For Teachers & Professionals
The Open Communication model of Brenner for patients with Parkinson’s disease
Even when acknowledging the importance of sexual health, inquiry about sexual functioning may be overlooked by neurologists due to time constraints, confusion about sexual conversation, and lack of proper training. The ‘Open Sexual Communication’ (OSEC) model can be used to overcome these barriers in clinical practice.
In this model there are three phases of practical strategies: 1. initiate the sexual discussion and identify concerns; 2. evaluate with practical tools; 3. intervention and solutions.

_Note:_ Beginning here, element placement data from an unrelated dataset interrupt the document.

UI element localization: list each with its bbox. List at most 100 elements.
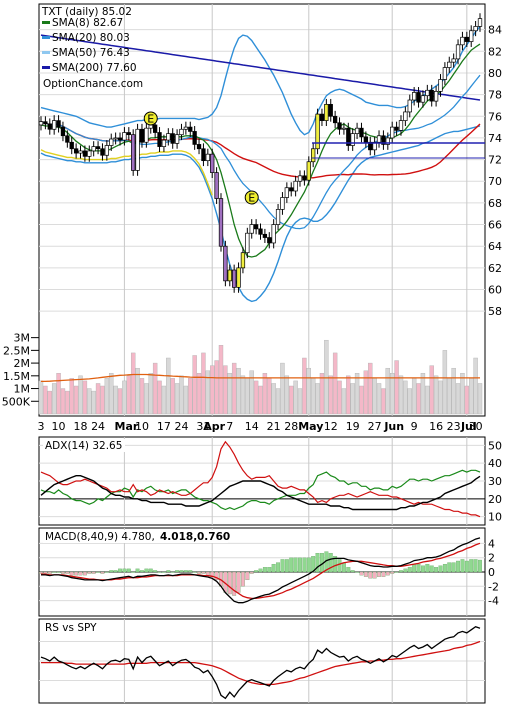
volume-bar — [65, 390, 70, 415]
volume-bar — [69, 378, 74, 415]
macd-panel: -4 -202 4 MACD(8,40,9) 4.780, 4.018, 0.760 — [38, 527, 499, 617]
volume-bar — [100, 385, 105, 415]
candle-body — [359, 127, 364, 138]
candle-body — [144, 127, 149, 143]
candle-body — [43, 121, 48, 125]
date-tick-label: 23 — [447, 420, 461, 433]
volume-bar — [289, 385, 294, 415]
volume-bar — [337, 380, 342, 415]
candle-body — [315, 113, 320, 150]
date-tick-label: 31 — [196, 420, 210, 433]
candle-body — [126, 132, 131, 136]
candle-body — [460, 36, 465, 46]
volume-grid — [31, 337, 39, 402]
volume-bar — [91, 390, 96, 415]
volume-bar — [473, 357, 478, 415]
volume-bar — [135, 367, 140, 415]
price-grid — [39, 4, 485, 416]
adx-label-bg — [43, 439, 125, 452]
date-tick-label: 28 — [284, 420, 298, 433]
candle-body — [302, 175, 307, 181]
candle-body — [416, 92, 421, 103]
candle-body — [346, 127, 351, 146]
adx-label: ADX(14) 32.65 — [45, 440, 122, 452]
macd-histogram-bar — [350, 570, 355, 573]
date-tick-label: 3 — [38, 420, 45, 433]
macd-histogram — [39, 551, 482, 596]
macd-histogram-bar — [74, 571, 79, 576]
date-tick-label: 12 — [324, 420, 338, 433]
macd-histogram-bar — [254, 570, 259, 573]
macd-histogram-bar — [456, 560, 460, 573]
macd-histogram-bar — [390, 571, 395, 574]
candle-body — [240, 252, 246, 269]
candle-body — [477, 18, 483, 27]
candle-body — [433, 91, 439, 102]
candle-body — [201, 148, 206, 162]
volume-bar — [455, 383, 461, 415]
candle-body — [319, 113, 325, 121]
date-tick-label: 9 — [411, 420, 418, 433]
macd-histogram-bar — [412, 563, 417, 573]
macd-label-bg — [43, 530, 228, 543]
volume-bar — [95, 383, 101, 415]
volume-bar — [407, 388, 412, 415]
volume-bar — [346, 375, 351, 415]
rs-average-line — [41, 640, 481, 686]
volume-bar — [447, 378, 452, 415]
macd-histogram-bar — [276, 562, 281, 573]
macd-histogram-bar — [56, 571, 61, 573]
candle-body — [473, 26, 478, 32]
volume-bar — [87, 388, 92, 415]
date-tick-label: 24 — [91, 420, 105, 433]
macd-histogram-bar — [447, 562, 452, 573]
candle-body — [328, 104, 333, 117]
volume-bar — [214, 360, 219, 415]
candle-body — [297, 175, 303, 182]
volume-bar — [205, 370, 211, 415]
volume-bar — [174, 383, 180, 415]
volume-bar — [210, 365, 215, 415]
candle-body — [442, 67, 448, 80]
rs-label: RS vs SPY — [45, 622, 97, 634]
volume-bar — [350, 383, 355, 415]
candle-body — [95, 146, 101, 150]
legend-sma50-swatch — [42, 51, 50, 54]
volume-bar — [218, 345, 224, 415]
volume-bar — [438, 380, 443, 415]
candle-body — [223, 245, 228, 282]
volume-bar — [51, 383, 57, 415]
adx-tick-label: 40 — [488, 457, 502, 470]
macd-histogram-bar — [39, 571, 43, 574]
candle-body — [438, 79, 443, 92]
macd-histogram-bar — [460, 559, 465, 573]
volume-bar — [324, 339, 329, 415]
adx-axis: 10 20 30 40 50 — [488, 439, 502, 523]
candle-body — [38, 121, 44, 126]
candle-body — [420, 95, 426, 103]
macd-histogram-bar — [377, 571, 381, 577]
candle-body — [324, 104, 329, 121]
macd-tick-label: 0 — [488, 566, 495, 579]
volume-bar — [122, 380, 127, 415]
candle-body — [135, 128, 140, 171]
macd-tick-label: 4 — [488, 537, 495, 550]
histogram-value: 0.760 — [197, 531, 230, 543]
candle-body — [100, 148, 105, 156]
bollinger-upper-line — [40, 25, 481, 136]
candle-body — [249, 224, 254, 234]
macd-histogram-bar — [346, 567, 351, 573]
macd-histogram-bar — [188, 570, 193, 573]
macd-histogram-bar — [315, 552, 320, 573]
volume-bar — [82, 380, 88, 415]
volume-bar — [293, 380, 298, 415]
macd-histogram-bar — [175, 570, 180, 573]
volume-bar — [368, 362, 373, 415]
price-tick-label: 80 — [488, 67, 502, 80]
macd-histogram-bar — [135, 568, 140, 573]
volume-bar — [236, 367, 241, 415]
candle-body — [280, 197, 285, 210]
volume-bar — [253, 380, 259, 415]
volume-bar — [166, 357, 171, 415]
earnings-marker — [143, 111, 158, 126]
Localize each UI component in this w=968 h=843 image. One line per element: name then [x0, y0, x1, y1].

1. Initiate the sexual discussion and identify concerns
Addressing sexual issues in the office setting requires a comforting and secure atmosphere in which patients can easily discuss their intimate problems. There are 3 ways to raise discussion on sexual problems during the office visit: 1. the patient spontaneously initiates the conversation about their concerns; 2. the physician passively invites the patient (indirect approach). This step is easily implemented by distributing leaflets, posters, questionnaires and other relevant information in the clinic, and evokes a high help-seeking behaviour; 3. the physician actively inquires the patient (direct approach). A physician may ask one of the following inquiries: “How did your illness affect your intimate life?” or “Are you experiencing any problems with your sexual function?”. He may make patients feel that sexual problems are frequent, by saying: “Maybe you are unaware, but people with Parkinson’s disease (PD) often have problems with sex. If you notice any changes in your sexual life, please share with me. Today we can treat many sexual problems.”
2. Practical strategies for evaluation of sexual problems
Clinicians who proceed with assessment can achieve higher success rates by including the patients’ partners in the discussions and treatment planning. By taking sexual history patients get an opportunity to discuss their sexual problems in a non-threatening manner.
In order to take a full sexual history, ask your patient and/or the patient's partner about:
a. The onset of the sexual problem;
b. The progression of the sexual problem;
c. The nature of the problem (generalized/situational);
d. Evaluate the specific situations when the sexual problem exists;
e. Description of sexual function and sexual satisfaction before the onset of PD;
f. Psychological or interpersonal or relationship factors;
g. The most bothersome sexual problem such as: desire, arousal, erectile, early or delayed ejaculation, orgasm, pain, frequency of sexual activity, cooperation of partner;
h. Sexual problems of the partner.
3. Practical strategies for managing sexual problems in Parkinson's disease
Both organic and psychosocial factors play a role in the aetiology of sexual function and dysfunction, and consequently in the management and treatment of SD. The overall goal of these interventions is to increase intimacy, pleasure and satisfaction, not to achieve a perfect genital response. For many couples, it is surprising to discover how enjoyable sexual activity can be, in spite of the limitation imposed by PD. Some practical strategies may be reassuring of the right to have sexual intimacy even with the illness; giving sexual education about the natural decrease of sexual response with age; teaching non-penetrative intercourses and other ways to achieve pleasure; using drugs like PDE5 or managing those already in use that may cause sexual dysfunctions like SSRI; use adjuvants like lubricants; encourage the couple to explore sensations; address motor impairments discovering new positions.
Physicians have a major role in addressing the sexual problems of their PD patients. Each physician can choose the extent of intervention which corresponds to his capabilities and time constraints.
REFERENCES
Bronner, G. (2009). Practical strategies for the management of sexual problems in Parkinson's disease. Parkinsonism & related disorders, 15, S96-S100.